Rio Maior
- Full name: União Desportiva Rio Maior
- Founded: 1945
- Dissolved: 2010
- Ground: Municipal de Rio Maior
- Capacity: 7,000
- 2008–09: Terceira Divisão Série E, 3rd
| Home colours | Away colours |

= U.D. Rio Maior =

Defunct association football club in Portugal

União Desportiva Rio Maior was a Portuguese association football club, founded in Rio Maior in 1945. It was dissolved in 2010 and last competed in the Terceira Divisão.

==History==
Founded on 1 September 1945 under the name of C.F. Os Mineiros, the club changed to U.D. Rio Maior in 1976 and reached the Terceira Divisão in 1978. Two seasons later, Rio Maior achieved another promotion, to the Segunda Divisão; their first season in the second division had Jesualdo Ferreira as manager.

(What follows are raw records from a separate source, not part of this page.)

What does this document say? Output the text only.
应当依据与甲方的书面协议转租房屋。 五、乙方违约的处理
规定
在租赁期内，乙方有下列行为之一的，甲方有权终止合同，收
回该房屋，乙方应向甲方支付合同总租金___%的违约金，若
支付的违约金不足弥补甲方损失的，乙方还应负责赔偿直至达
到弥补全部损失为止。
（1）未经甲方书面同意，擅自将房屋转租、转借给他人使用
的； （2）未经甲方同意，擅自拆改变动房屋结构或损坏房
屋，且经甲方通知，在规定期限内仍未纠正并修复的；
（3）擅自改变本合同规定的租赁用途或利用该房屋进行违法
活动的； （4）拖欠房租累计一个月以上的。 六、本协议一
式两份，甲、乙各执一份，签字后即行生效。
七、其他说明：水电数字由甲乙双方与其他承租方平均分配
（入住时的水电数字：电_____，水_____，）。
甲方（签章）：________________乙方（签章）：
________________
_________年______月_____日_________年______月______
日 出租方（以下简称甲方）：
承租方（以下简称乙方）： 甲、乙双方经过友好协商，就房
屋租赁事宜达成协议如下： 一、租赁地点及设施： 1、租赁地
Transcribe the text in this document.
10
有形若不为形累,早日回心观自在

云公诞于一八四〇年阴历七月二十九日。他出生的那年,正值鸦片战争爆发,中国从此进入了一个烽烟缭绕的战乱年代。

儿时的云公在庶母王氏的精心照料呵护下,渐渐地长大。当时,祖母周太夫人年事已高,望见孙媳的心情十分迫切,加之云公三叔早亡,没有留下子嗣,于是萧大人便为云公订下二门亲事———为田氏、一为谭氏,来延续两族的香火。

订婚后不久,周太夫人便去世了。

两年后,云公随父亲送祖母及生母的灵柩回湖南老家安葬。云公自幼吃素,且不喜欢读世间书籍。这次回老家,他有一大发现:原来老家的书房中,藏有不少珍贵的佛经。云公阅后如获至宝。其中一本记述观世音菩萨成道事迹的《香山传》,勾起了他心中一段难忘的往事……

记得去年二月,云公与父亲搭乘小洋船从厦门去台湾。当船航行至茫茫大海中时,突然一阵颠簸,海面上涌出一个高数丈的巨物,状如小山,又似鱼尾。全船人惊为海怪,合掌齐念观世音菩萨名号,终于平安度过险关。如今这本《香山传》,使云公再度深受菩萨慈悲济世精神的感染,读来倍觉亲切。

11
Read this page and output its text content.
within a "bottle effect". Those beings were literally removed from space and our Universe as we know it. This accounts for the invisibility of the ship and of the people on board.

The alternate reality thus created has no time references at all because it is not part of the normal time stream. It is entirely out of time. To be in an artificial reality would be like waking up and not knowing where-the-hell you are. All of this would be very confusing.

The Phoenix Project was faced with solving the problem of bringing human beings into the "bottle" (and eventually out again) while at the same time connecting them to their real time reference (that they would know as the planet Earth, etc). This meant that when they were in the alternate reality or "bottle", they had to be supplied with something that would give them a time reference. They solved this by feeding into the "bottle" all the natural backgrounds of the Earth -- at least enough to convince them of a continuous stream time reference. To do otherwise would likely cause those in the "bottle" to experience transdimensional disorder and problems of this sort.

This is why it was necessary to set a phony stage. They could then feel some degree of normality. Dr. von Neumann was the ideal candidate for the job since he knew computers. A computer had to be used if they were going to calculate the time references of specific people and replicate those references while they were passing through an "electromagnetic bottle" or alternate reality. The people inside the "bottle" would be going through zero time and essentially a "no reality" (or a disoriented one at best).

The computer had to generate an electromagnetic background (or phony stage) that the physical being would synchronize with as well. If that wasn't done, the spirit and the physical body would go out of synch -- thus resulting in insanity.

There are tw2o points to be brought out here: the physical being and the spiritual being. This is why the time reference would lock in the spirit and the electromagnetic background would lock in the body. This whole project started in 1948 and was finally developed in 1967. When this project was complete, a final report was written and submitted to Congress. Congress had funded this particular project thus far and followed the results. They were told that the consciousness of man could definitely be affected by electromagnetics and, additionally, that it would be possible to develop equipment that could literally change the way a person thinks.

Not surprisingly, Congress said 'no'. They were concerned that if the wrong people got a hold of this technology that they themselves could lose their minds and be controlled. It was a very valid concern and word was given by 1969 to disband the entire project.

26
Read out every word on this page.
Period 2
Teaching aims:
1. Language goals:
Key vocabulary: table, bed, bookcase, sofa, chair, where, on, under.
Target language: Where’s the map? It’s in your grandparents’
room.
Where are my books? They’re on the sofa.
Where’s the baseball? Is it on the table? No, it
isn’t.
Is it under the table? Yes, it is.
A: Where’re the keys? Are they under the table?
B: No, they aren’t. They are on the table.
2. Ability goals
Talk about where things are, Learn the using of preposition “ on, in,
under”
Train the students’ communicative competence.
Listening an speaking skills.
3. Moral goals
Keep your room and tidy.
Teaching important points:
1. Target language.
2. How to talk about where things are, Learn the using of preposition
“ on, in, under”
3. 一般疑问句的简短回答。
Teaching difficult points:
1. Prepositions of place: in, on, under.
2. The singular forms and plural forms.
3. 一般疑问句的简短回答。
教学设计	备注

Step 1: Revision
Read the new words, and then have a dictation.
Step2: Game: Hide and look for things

Relegated in 1983, Rio Maior suffered another relegation in 1998, being down to the Distritais before returning to the Third Division in 2002 (now the fourth level), and to the Second Division three seasons later. Ahead of the 2009–10 campaign, Rio Maior's players started a strike after having unpaid wages, and later terminated their contracts with the club; Rio Maior later folded.